Há muitas lições maravilhosas em Gênesis 22, mas aqui destacaremos as duas principais. A primeira lição tem a ver com o exemplo de Abraão. Durante todo o texto de Gênesis 22 Deus se refere a Isaque como o “único filho” de Abraão. Abraão também era pai de Ismael, mas a designação “único filho” significa que Isaque era o único filho da promessa. Ismael tinha sido deserdado e mandado embora.

Além disso, à parte de Isaque não havia outro através do qual Deus haveria de cumprir Sua promessa. O próprio Deus tinha sido bem claro ao dizer: “porque por Isaque será chamada a tua descendência” (Gênesis 21:12).

Humanamente falando, a morte de Isaque significava o fracasso da promessa; a quebra da Aliança. Mas Deus é imutável, seu propósito jamais pode ser frustrado; suas promessas nunca são vãs; e Ele é sempre fiel à Sua Palavra.

Abraão sabia disso e não teve dúvida de que Deus haveria de manter a promessa. Obviamente a disposição de Abraão em entregar seu único filho em holocausto sem questionar a ordem de divina foi uma grande prova de confiança, fidelidade e obediência ao Senhor.

Mas havia algo ainda mais maravilhoso que o escritor de Hebreus observa e coloca como a expressão máxima da fé de Abraão na galeria dos heróis da fé. O patriarca estava tranqüilo quanto a Isaque, porque sabia que “Deus era poderoso até para ressuscitá-lo dentre os mortos” (Hebreus 11:19).
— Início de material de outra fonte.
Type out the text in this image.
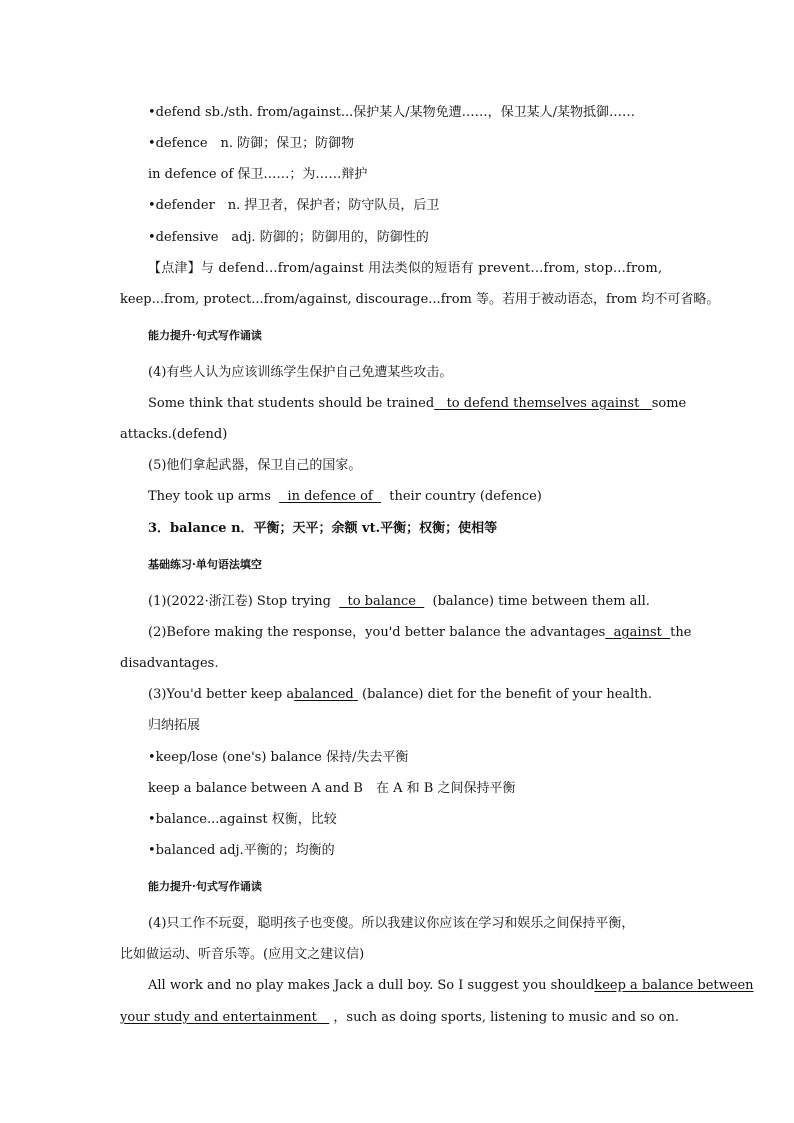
•defend sb./sth. from/against...保护某人/某物免遭……，保卫某人/某物抵御……
•defence　n. 防御；保卫；防御物
in defence of 保卫……；为……辩护
•defender　n. 捍卫者，保护者；防守队员，后卫
•defensive　adj. 防御的；防御用的，防御性的
【点津】与 defend...from/against 用法类似的短语有 prevent...from, stop...from,
keep...from, protect...from/against, discourage...from 等。若用于被动语态，from 均不可省略。
能力提升·句式写作诵读
(4)有些人认为应该训练学生保护自己免遭某些攻击。
Some think that students should be trained to defend themselves against some
attacks.(defend)
(5)他们拿起武器，保卫自己的国家。
They took up arms in defence of their country (defence)
3．balance n．平衡；天平；余额 vt.平衡；权衡；使相等
基础练习·单句语法填空
(1)(2022·浙江卷) Stop trying to balance (balance) time between them all.
(2)Before making the response，you'd better balance the advantages against the
disadvantages.
(3)You'd better keep abalanced (balance) diet for the benefit of your health.
归纳拓展
•keep/lose (one's) balance 保持/失去平衡
keep a balance between A and B　在 A 和 B 之间保持平衡
•balance...against 权衡，比较
•balanced adj.平衡的；均衡的
能力提升·句式写作诵读
(4)只工作不玩耍，聪明孩子也变傻。所以我建议你应该在学习和娱乐之间保持平衡，
比如做运动、听音乐等。(应用文之建议信)
All work and no play makes Jack a dull boy. So I suggest you should keep a balance between
your study and entertainment ，such as doing sports, listening to music and so on.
A segunda lição diz respeito mais especificamente à execução do plano da redenção. O carneiro que o Senhor providenciou para substituir Isaque era um tipo de Cristo (Gênesis 22:13). Aquele sacrifício substitutivo prefigurou a sacrifício expiatório de Jesus na cruz.

No Moriá um cordeiro substituiu Isaque e foi queimado em holocausto. Mas no Calvário ninguém pôde substituir o Cordeiro de Deus que morreu em nosso lugar. Ele foi entregue em holocausto e sobre Ele caiu o fogo da justiça divina por causa do pecado que Ele tomou sobre si.